Abiodun Oyewole employs short to mid-length lines with much repetition and irregular use of rhyme. Perhaps his line in “When the Revolution Comes” noting that “some of us will catch it on TV” is in part responsible for the erroneous association of Gil Scott-Heron and his poem "The Revolution Will Not Be Televised"  with the Last Poets. Oyewole’s “Run Nigger,” like Nuriddin’s “Wake Up Niggers” and and Bin Hadi’s “Niggers R Scared of Revolution” condemns those who fail to move toward liberation.  He writes love poems as well (such as “Black Rose” and “Brown Sugar”) while condemning exploitation of women in “Gash Man.”
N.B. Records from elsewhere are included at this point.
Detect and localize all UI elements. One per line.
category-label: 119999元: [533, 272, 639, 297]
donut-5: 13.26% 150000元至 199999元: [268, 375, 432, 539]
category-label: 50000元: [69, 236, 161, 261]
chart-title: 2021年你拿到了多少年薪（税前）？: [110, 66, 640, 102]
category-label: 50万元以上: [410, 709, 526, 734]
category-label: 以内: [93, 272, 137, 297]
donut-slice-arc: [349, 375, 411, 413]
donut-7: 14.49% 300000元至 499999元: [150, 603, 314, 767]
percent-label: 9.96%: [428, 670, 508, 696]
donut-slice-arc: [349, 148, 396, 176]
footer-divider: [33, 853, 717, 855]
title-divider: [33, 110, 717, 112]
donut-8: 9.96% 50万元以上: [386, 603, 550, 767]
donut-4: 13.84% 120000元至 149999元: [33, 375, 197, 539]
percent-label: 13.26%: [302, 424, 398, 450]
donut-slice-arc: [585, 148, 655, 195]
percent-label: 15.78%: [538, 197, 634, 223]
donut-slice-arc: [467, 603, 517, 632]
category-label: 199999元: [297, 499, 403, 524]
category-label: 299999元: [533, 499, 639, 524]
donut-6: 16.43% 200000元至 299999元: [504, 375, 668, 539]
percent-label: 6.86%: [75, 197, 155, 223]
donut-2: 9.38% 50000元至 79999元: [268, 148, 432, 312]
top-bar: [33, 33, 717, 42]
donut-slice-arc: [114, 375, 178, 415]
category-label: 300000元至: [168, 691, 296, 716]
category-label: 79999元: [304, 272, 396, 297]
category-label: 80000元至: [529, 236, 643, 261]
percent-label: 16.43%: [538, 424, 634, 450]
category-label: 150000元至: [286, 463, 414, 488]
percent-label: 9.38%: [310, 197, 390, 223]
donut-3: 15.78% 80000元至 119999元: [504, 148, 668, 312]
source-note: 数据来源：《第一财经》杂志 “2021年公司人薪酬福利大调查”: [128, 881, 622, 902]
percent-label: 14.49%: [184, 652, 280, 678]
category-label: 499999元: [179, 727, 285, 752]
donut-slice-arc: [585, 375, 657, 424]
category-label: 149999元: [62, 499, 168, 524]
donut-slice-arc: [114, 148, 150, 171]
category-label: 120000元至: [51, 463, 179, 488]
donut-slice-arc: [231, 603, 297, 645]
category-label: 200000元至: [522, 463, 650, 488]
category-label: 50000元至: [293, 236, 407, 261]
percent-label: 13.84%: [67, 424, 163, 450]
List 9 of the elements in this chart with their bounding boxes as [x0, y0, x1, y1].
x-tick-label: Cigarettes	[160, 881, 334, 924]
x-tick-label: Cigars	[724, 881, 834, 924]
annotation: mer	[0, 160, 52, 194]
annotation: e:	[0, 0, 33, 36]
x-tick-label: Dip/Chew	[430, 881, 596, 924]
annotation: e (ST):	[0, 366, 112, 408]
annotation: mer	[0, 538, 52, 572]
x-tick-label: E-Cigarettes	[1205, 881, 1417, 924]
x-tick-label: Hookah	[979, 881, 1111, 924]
“Invocation” provides an identity and history of the Last Poets as a group. Telling the tale of the ritual of their founding and naming, Oyewole describes their truth-telling “mission,” noting that they aimed to be “sassy and funky and sincere,” which is to say stylishly beautiful, yet down and dirty in the realities of everyday life, with a primary loyalty to truth. “Last Rites” is a magic griot charm insisting that the group will survive and grow and be “the light to show them the way” to the apocalyptic change when “the last shall be first,/ and the first shall be last.”
In the twenty-first century, in the era of Black Lives Matter and the prison-industrial complex and widespread Islamophobia, we might do well to reread the Last Poets. At their best they incarnated what Amiri Baraka called for:
what is needed is what the Griot/Djali provided, information,
inspiration, reformation, and self determination! Mama Sky,
we cried, hook us up with the Electricity. Turn us ON. That city
of our deep desire. [r]
1. I find the performances on Fantasy of the Cellar Jazz ensemble with Rexroth and Ferlinghetti compelling.
2. Ironically Frederick Douglass had used the same phrase in the 1850s referring to the exaggerated political influence of slave-owners. Douglass optimistically predicted that “the days of Black Power are numbered. . . Liberty must triumph.” See Winston A. Van Horne, "Sustaining Black Studies," Journal of Black Studies, Vol. 37, No. 3, (January 2007).
3. Kgositsile later returned to Africa and in 2005 was named poet laureate of South Africa. His son is a hip-hop artist.
4. Right On from Gylan Kain, David Nelson, and Felipe Luciano was released in 1967 and The Last Poets with Umar Bin Hassan, Abiodun Oyewole, Alafia Pudim (a.k.a. Jalaluddin Mansur Nuriddin) and Nilja in 1969. (The Supremes released an album titled Right On in 1970. The same phrase is the title of a 1971 film using these poets on the soundtrack.)
5. Many will recall the posters with Che Guevara’s words “At the risk of seeming ridiculous, let me say that the true revolutionary is guided by a great feeling of love.”
6. On his 1970 album Small Talk at 125th and Lenox.
7. In his headnote to the poem Oyewole credits fellow Last Poet Gylan Kain for defining nigger for him in another poem: “Niggers Are Untogether People.” He also credits their colleague David Nelson for documenting the futility of niggers, writing “Die, Nigga, Die.”
8. “Griot/Jali Poetry, Music, History, Message” from Jali Kunda: Griots of West Africa and Beyond ed. By Matthew Kopka and Iris Brooks (Roslyn NY: Ellipsis Arts, 1996), 78-82.